To retrospectively assess safety and potential effectiveness of percutaneous intervertebral disc coagulation therapy (PDCT) using plasma thermal reaction for the treatment of lumbar and cervical disc hernias resistant to medical therapy.

Materials and Methods

Forty-four patients (age range 18–87 years, mean 52.7) with contained and extruded symptomatic lumbar (N = 48) and cervical (N = 6) disc hernias in the absence of free fragments causing radiculopathy without improvement after 6-week conservative therapy were enrolled. Pretreatment discography has been performed in every patient. Spine MRI was performed before the procedure and 4 months later, in order to check post-PDCT changes. Technical success was defined as correct placement of PDCT fiber; clinical outcomes were evaluated using visual analog scale (VAS) and the Oswestry Disability Index (ODI) before the procedure and after 4 months.
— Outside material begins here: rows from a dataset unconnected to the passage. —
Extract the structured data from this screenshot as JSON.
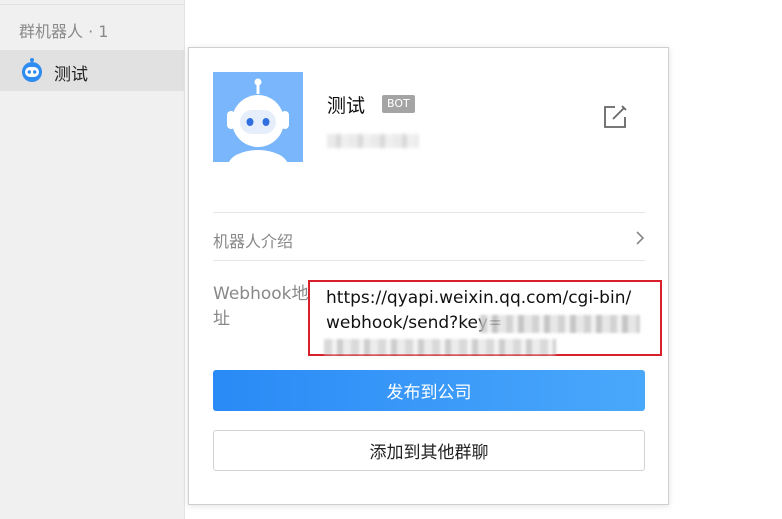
{
  "sidebar": {
    "group_header": "群机器人 · 1",
    "bot_item_label": "测试"
  },
  "card": {
    "bot_name": "测试",
    "badge": "BOT",
    "intro_label": "机器人介绍",
    "webhook_label": "Webhook地址",
    "webhook_url_line1": "https://qyapi.weixin.qq.com/cgi-bin/",
    "webhook_url_line2": "webhook/send?key=",
    "publish_button": "发布到公司",
    "add_group_button": "添加到其他群聊"
  },
  "colors": {
    "accent": "#2a8af6",
    "highlight_border": "#d8202b",
    "avatar_bg": "#79b6fb"
  },
  "icons": [
    "robot-icon",
    "robot-avatar-icon",
    "edit-icon",
    "chevron-right-icon"
  ]
}
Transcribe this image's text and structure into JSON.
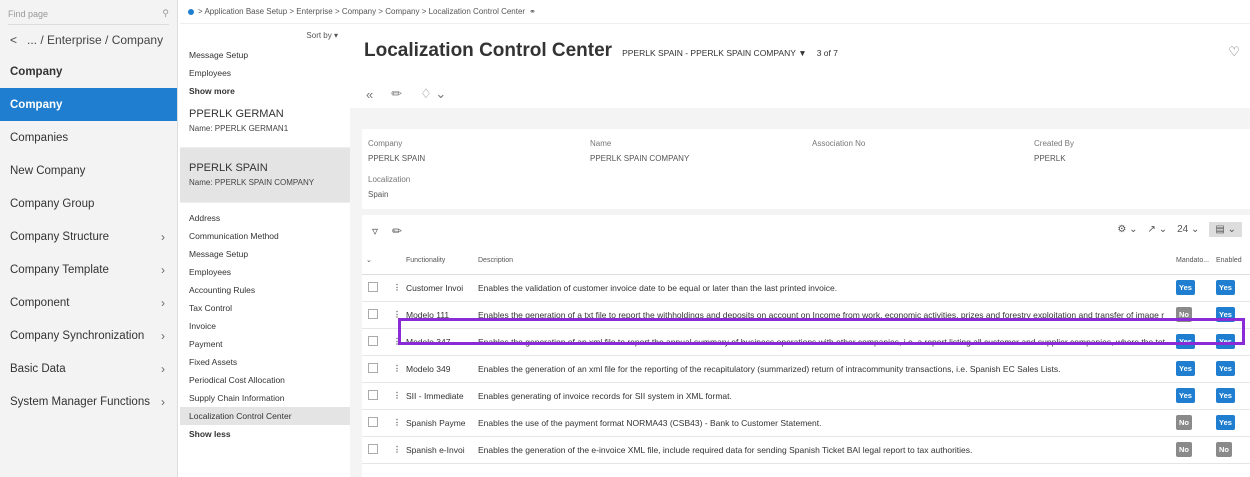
{
  "nav": {
    "search_placeholder": "Find page",
    "back_label": "... / Enterprise / Company",
    "items": [
      {
        "label": "Company",
        "style": "bold",
        "chevron": false
      },
      {
        "label": "Company",
        "style": "active",
        "chevron": false
      },
      {
        "label": "Companies",
        "style": "",
        "chevron": false
      },
      {
        "label": "New Company",
        "style": "",
        "chevron": false
      },
      {
        "label": "Company Group",
        "style": "",
        "chevron": false
      },
      {
        "label": "Company Structure",
        "style": "",
        "chevron": true
      },
      {
        "label": "Company Template",
        "style": "",
        "chevron": true
      },
      {
        "label": "Component",
        "style": "",
        "chevron": true
      },
      {
        "label": "Company Synchronization",
        "style": "",
        "chevron": true
      },
      {
        "label": "Basic Data",
        "style": "",
        "chevron": true
      },
      {
        "label": "System Manager Functions",
        "style": "",
        "chevron": true
      }
    ]
  },
  "breadcrumb": "> Application Base Setup > Enterprise > Company > Company > Localization Control Center",
  "middle": {
    "sort_label": "Sort by",
    "top_links": [
      "Message Setup",
      "Employees"
    ],
    "show_more": "Show more",
    "cards": [
      {
        "title": "PPERLK GERMAN",
        "name": "Name:  PPERLK GERMAN1"
      },
      {
        "title": "PPERLK SPAIN",
        "name": "Name:  PPERLK SPAIN COMPANY"
      }
    ],
    "links": [
      "Address",
      "Communication Method",
      "Message Setup",
      "Employees",
      "Accounting Rules",
      "Tax Control",
      "Invoice",
      "Payment",
      "Fixed Assets",
      "Periodical Cost Allocation",
      "Supply Chain Information",
      "Localization Control Center"
    ],
    "show_less": "Show less"
  },
  "header": {
    "title": "Localization Control Center",
    "subtitle": "PPERLK SPAIN - PPERLK SPAIN COMPANY",
    "record_count": "3 of 7"
  },
  "details": {
    "company_label": "Company",
    "company_value": "PPERLK SPAIN",
    "name_label": "Name",
    "name_value": "PPERLK SPAIN COMPANY",
    "assoc_label": "Association No",
    "assoc_value": "",
    "created_label": "Created By",
    "created_value": "PPERLK",
    "loc_label": "Localization",
    "loc_value": "Spain"
  },
  "grid": {
    "page_size": "24",
    "columns": [
      "Functionality",
      "Description",
      "Mandato...",
      "Enabled"
    ],
    "rows": [
      {
        "func": "Customer Invoi",
        "desc": "Enables the validation of customer invoice date to be equal or later than the last printed invoice.",
        "mand": "Yes",
        "enabled": "Yes"
      },
      {
        "func": "Modelo 111",
        "desc": "Enables the generation of a txt file to report the withholdings and deposits on account on Income from work, economic activities, prizes and forestry exploitation and transfer of image r",
        "mand": "No",
        "enabled": "Yes"
      },
      {
        "func": "Modelo 347",
        "desc": "Enables the generation of an xml file to report the annual summary of business operations with other companies, i.e. a report listing all customer and supplier companies, where the tot",
        "mand": "Yes",
        "enabled": "Yes"
      },
      {
        "func": "Modelo 349",
        "desc": "Enables the generation of an xml file for the reporting of the recapitulatory (summarized) return of intracommunity transactions, i.e. Spanish EC Sales Lists.",
        "mand": "Yes",
        "enabled": "Yes"
      },
      {
        "func": "SII - Immediate",
        "desc": "Enables generating of invoice records for SII system in XML format.",
        "mand": "Yes",
        "enabled": "Yes"
      },
      {
        "func": "Spanish Payme",
        "desc": "Enables the use of the payment format NORMA43 (CSB43) - Bank to Customer Statement.",
        "mand": "No",
        "enabled": "Yes"
      },
      {
        "func": "Spanish e-Invoi",
        "desc": "Enables the generation of the e-invoice XML file, include required data for sending Spanish Ticket BAI legal report to tax authorities.",
        "mand": "No",
        "enabled": "No"
      }
    ]
  },
  "colors": {
    "accent": "#1f7ecf",
    "highlight": "#8a2bd8",
    "no_badge": "#8a8a8a"
  }
}
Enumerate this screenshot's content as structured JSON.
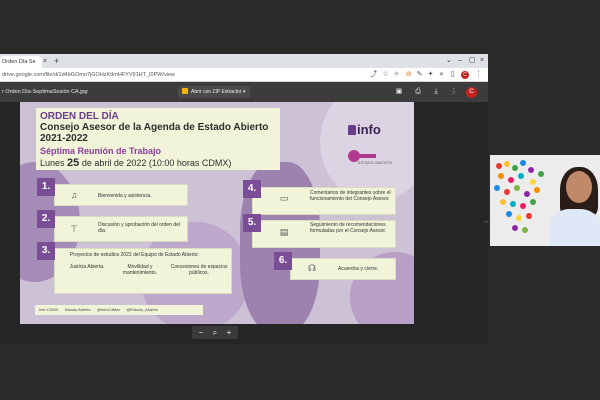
{
  "browser": {
    "tab_title": "Orden Día Se",
    "url": "drive.google.com/file/d/1d4bGOmo7jGOHzKtImHFYV91HT_I0PW/view",
    "profile_initial": "C"
  },
  "viewer": {
    "file_title": "r Orden Día-SeptimaSesión CA.jpg",
    "open_with_label": "Abrir con ZIP Extractor",
    "avatar_initial": "C"
  },
  "slide": {
    "title_line1": "ORDEN DEL DÍA",
    "title_line2": "Consejo Asesor de la Agenda de Estado Abierto 2021-2022",
    "subtitle": "Séptima Reunión de Trabajo",
    "date_prefix": "Lunes",
    "date_day": "25",
    "date_rest": "de abril de 2022 (10:00 horas CDMX)",
    "logo_text": "info",
    "logo_sub": "ESTADO ABIERTO",
    "items": [
      {
        "number": "1.",
        "text": "Bienvenida y asistencia."
      },
      {
        "number": "2.",
        "text": "Discusión y aprobación del orden del día."
      },
      {
        "number": "3.",
        "text": "Proyectos de estudios 2022 del Equipo de Estado Abierto:"
      },
      {
        "number": "4.",
        "text": "Comentarios de integrantes sobre el funcionamiento del Consejo Asesor."
      },
      {
        "number": "5.",
        "text": "Seguimiento de recomendaciones formuladas por el Consejo Asesor."
      },
      {
        "number": "6.",
        "text": "Acuerdos y cierre."
      }
    ],
    "projects": [
      "Justicia Abierta.",
      "Movilidad y mantenimiento.",
      "Concesiones de espacios públicos."
    ],
    "footer": [
      "Info CDMX",
      "Estado Abierto",
      "@InfoCdMex",
      "@Estado_Abierto"
    ]
  },
  "zoom": {
    "minus": "−",
    "plus": "+"
  }
}
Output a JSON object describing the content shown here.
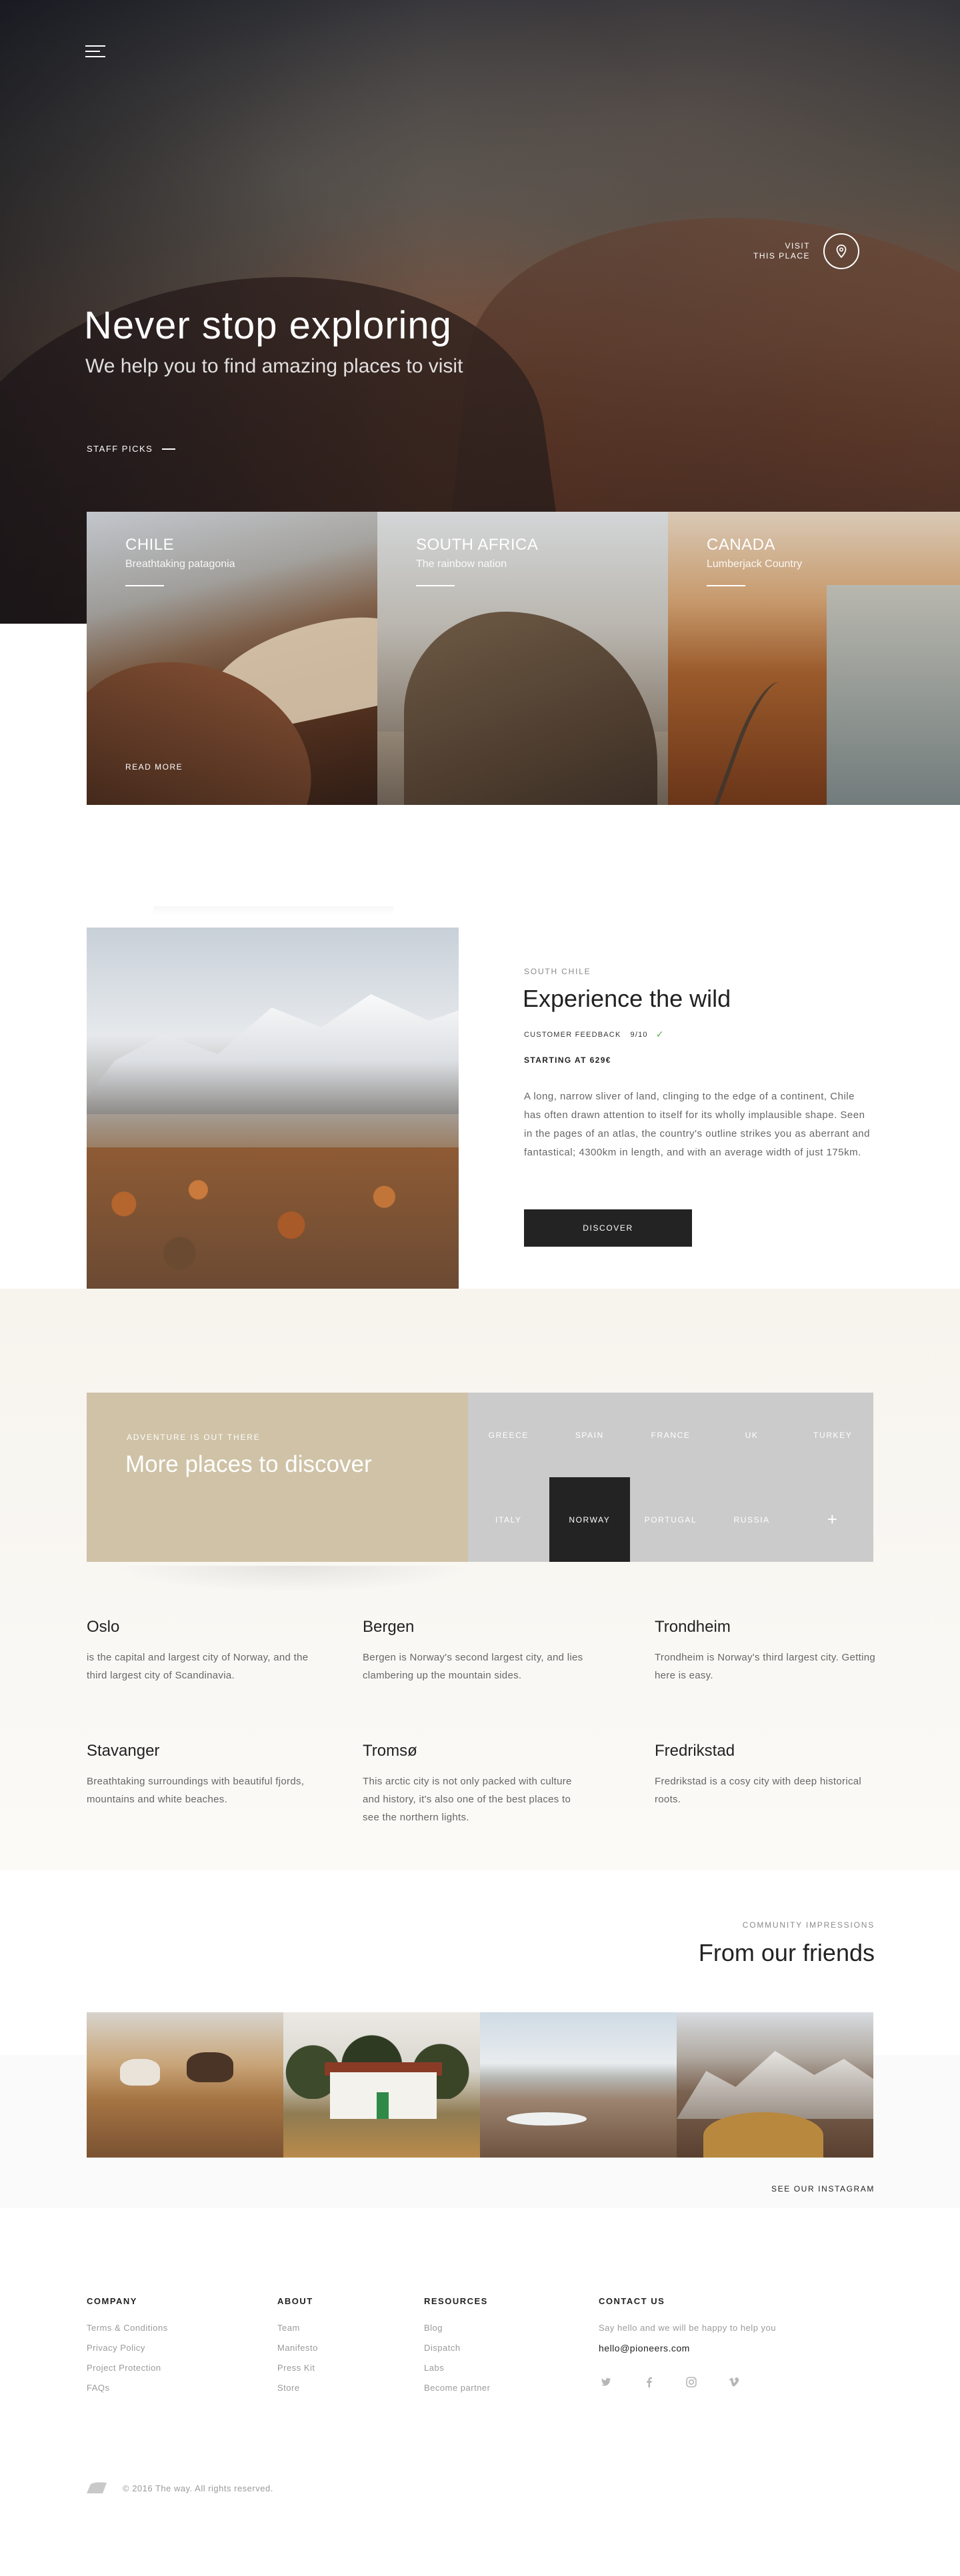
{
  "hero": {
    "title": "Never stop exploring",
    "subtitle": "We help you to find amazing places to visit",
    "staff_picks": "STAFF PICKS",
    "visit_line1": "VISIT",
    "visit_line2": "THIS PLACE"
  },
  "cards": [
    {
      "name": "CHILE",
      "desc": "Breathtaking patagonia",
      "cta": "READ MORE"
    },
    {
      "name": "SOUTH AFRICA",
      "desc": "The rainbow nation"
    },
    {
      "name": "CANADA",
      "desc": "Lumberjack Country"
    }
  ],
  "experience": {
    "eyebrow": "SOUTH CHILE",
    "title": "Experience the wild",
    "feedback_label": "CUSTOMER FEEDBACK",
    "feedback_score": "9/10",
    "starting": "STARTING AT 629€",
    "body": "A long, narrow sliver of land, clinging to the edge of a continent, Chile has often drawn attention to itself for its wholly implausible shape. Seen in the pages of an atlas, the country's outline strikes you as aberrant and fantastical; 4300km in length, and with an average width of just 175km.",
    "button": "DISCOVER"
  },
  "discover": {
    "eyebrow": "ADVENTURE IS OUT THERE",
    "title": "More places to discover",
    "countries": [
      "GREECE",
      "SPAIN",
      "FRANCE",
      "UK",
      "TURKEY",
      "ITALY",
      "NORWAY",
      "PORTUGAL",
      "RUSSIA",
      "+"
    ],
    "active_country": "NORWAY"
  },
  "cities": [
    {
      "name": "Oslo",
      "desc": "is the capital and largest city of Norway, and the third largest city of Scandinavia."
    },
    {
      "name": "Bergen",
      "desc": "Bergen is Norway's second largest city, and lies clambering up the mountain sides."
    },
    {
      "name": "Trondheim",
      "desc": "Trondheim is Norway's third largest city. Getting here is easy."
    },
    {
      "name": "Stavanger",
      "desc": "Breathtaking surroundings with beautiful fjords, mountains and white beaches."
    },
    {
      "name": "Tromsø",
      "desc": "This arctic city is not only packed with culture and history, it's also one of the best places to see the northern lights."
    },
    {
      "name": "Fredrikstad",
      "desc": "Fredrikstad is a cosy city with deep historical roots."
    }
  ],
  "friends": {
    "eyebrow": "COMMUNITY IMPRESSIONS",
    "title": "From our friends",
    "see_instagram": "SEE OUR INSTAGRAM"
  },
  "footer": {
    "company": {
      "heading": "COMPANY",
      "links": [
        "Terms & Conditions",
        "Privacy Policy",
        "Project Protection",
        "FAQs"
      ]
    },
    "about": {
      "heading": "ABOUT",
      "links": [
        "Team",
        "Manifesto",
        "Press Kit",
        "Store"
      ]
    },
    "resources": {
      "heading": "RESOURCES",
      "links": [
        "Blog",
        "Dispatch",
        "Labs",
        "Become partner"
      ]
    },
    "contact": {
      "heading": "CONTACT US",
      "text": "Say hello and we will be happy to help you",
      "email": "hello@pioneers.com"
    },
    "socials": [
      "twitter-icon",
      "facebook-icon",
      "instagram-icon",
      "vimeo-icon"
    ],
    "copyright": "© 2016 The way. All rights reserved."
  },
  "colors": {
    "accent_dark": "#232323",
    "discover_panel": "#cfc2a6",
    "country_grid": "#cbcbcb",
    "feedback_check": "#55b04a"
  }
}
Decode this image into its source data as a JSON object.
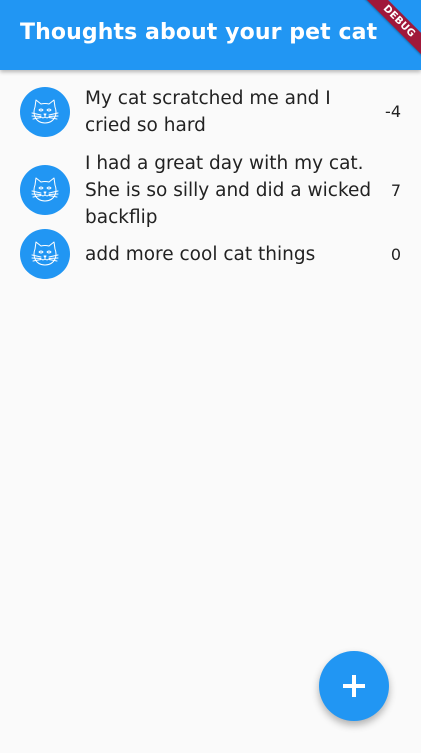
{
  "app_bar": {
    "title": "Thoughts about your pet cat",
    "background_color": "#2196f3"
  },
  "debug_banner": {
    "label": "DEBUG",
    "color": "#a0183a"
  },
  "thoughts": [
    {
      "avatar_icon": "cat-face-icon",
      "text": "My cat scratched me and I cried so hard",
      "score": "-4"
    },
    {
      "avatar_icon": "cat-face-icon",
      "text": "I had a great day with my cat. She is so silly and did a wicked backflip",
      "score": "7"
    },
    {
      "avatar_icon": "cat-face-icon",
      "text": "add more cool cat things",
      "score": "0"
    }
  ],
  "fab": {
    "icon": "plus-icon"
  }
}
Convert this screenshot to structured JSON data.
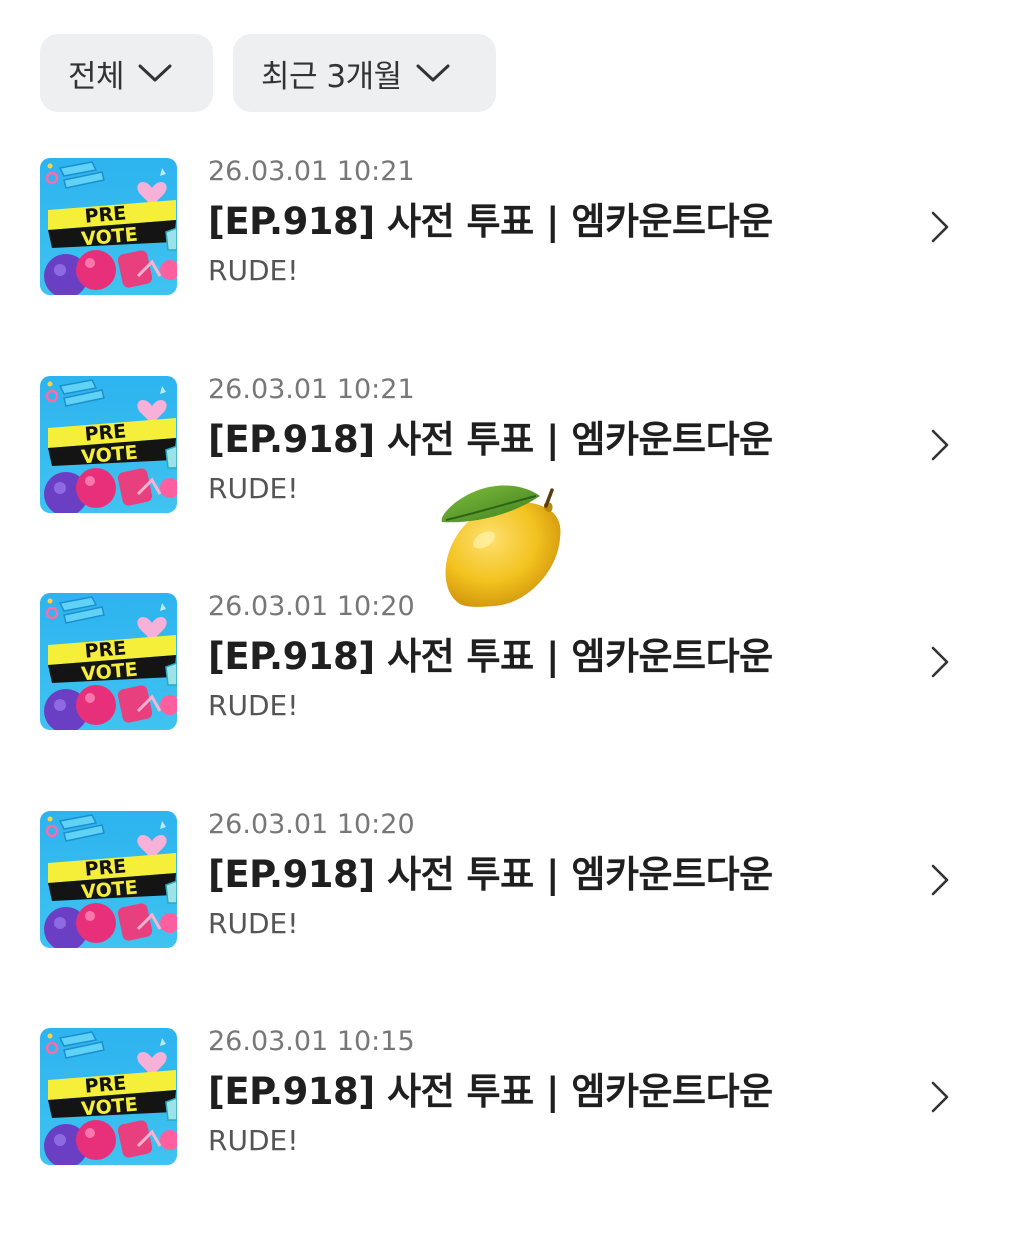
{
  "filters": {
    "category": {
      "label": "전체",
      "icon": "chevron-down-icon"
    },
    "period": {
      "label": "최근 3개월",
      "icon": "chevron-down-icon"
    }
  },
  "thumbnail": {
    "line1": "PRE",
    "line2": "VOTE",
    "colors": {
      "sky": "#3fc3f0",
      "banner": "#f5ef3a",
      "heart": "#f7b0d8",
      "balloon": "#e8307a",
      "sphere": "#6a3fc4"
    }
  },
  "history": [
    {
      "time": "26.03.01 10:21",
      "title": "[EP.918] 사전 투표 | 엠카운트다운",
      "subtitle": "RUDE!"
    },
    {
      "time": "26.03.01 10:21",
      "title": "[EP.918] 사전 투표 | 엠카운트다운",
      "subtitle": "RUDE!"
    },
    {
      "time": "26.03.01 10:20",
      "title": "[EP.918] 사전 투표 | 엠카운트다운",
      "subtitle": "RUDE!"
    },
    {
      "time": "26.03.01 10:20",
      "title": "[EP.918] 사전 투표 | 엠카운트다운",
      "subtitle": "RUDE!"
    },
    {
      "time": "26.03.01 10:15",
      "title": "[EP.918] 사전 투표 | 엠카운트다운",
      "subtitle": "RUDE!"
    }
  ],
  "sticker": {
    "icon": "lemon-icon"
  }
}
A total of 54 levels have been treated with 98% technical success; in 12 patients (27%), the treatment was performed in two levels at the same time. All patients well tolerated the procedure; most patients (N = 39; 89%) had significant improvement in symptoms, with ODI score reduction from 47.61 ± 8.7 to 13.38 ± 9.4 (p < 0.001). The mean pre-PDCT VAS score was 7.47 ± 0.8. VAS score was decreased down to 1.36 ± 1.6 at final follow-up (p < 0.001). There were no cases of infection, nerve damage, or bleeding.


PDCT can be an effective and safe for minimally invasive indirect decompression for cervical and lumbar hernia resistant to conservative treatment, particularly when patients are correctly selected.


Disc herniation PDCT Plasma light 



We thank Prof. Alessandro Rossi, chief of the Neurologic and Motor Sciences Department (“Santa Maria alle Scotte” University Hospital, Siena, Italy), for his invaluable help and comments.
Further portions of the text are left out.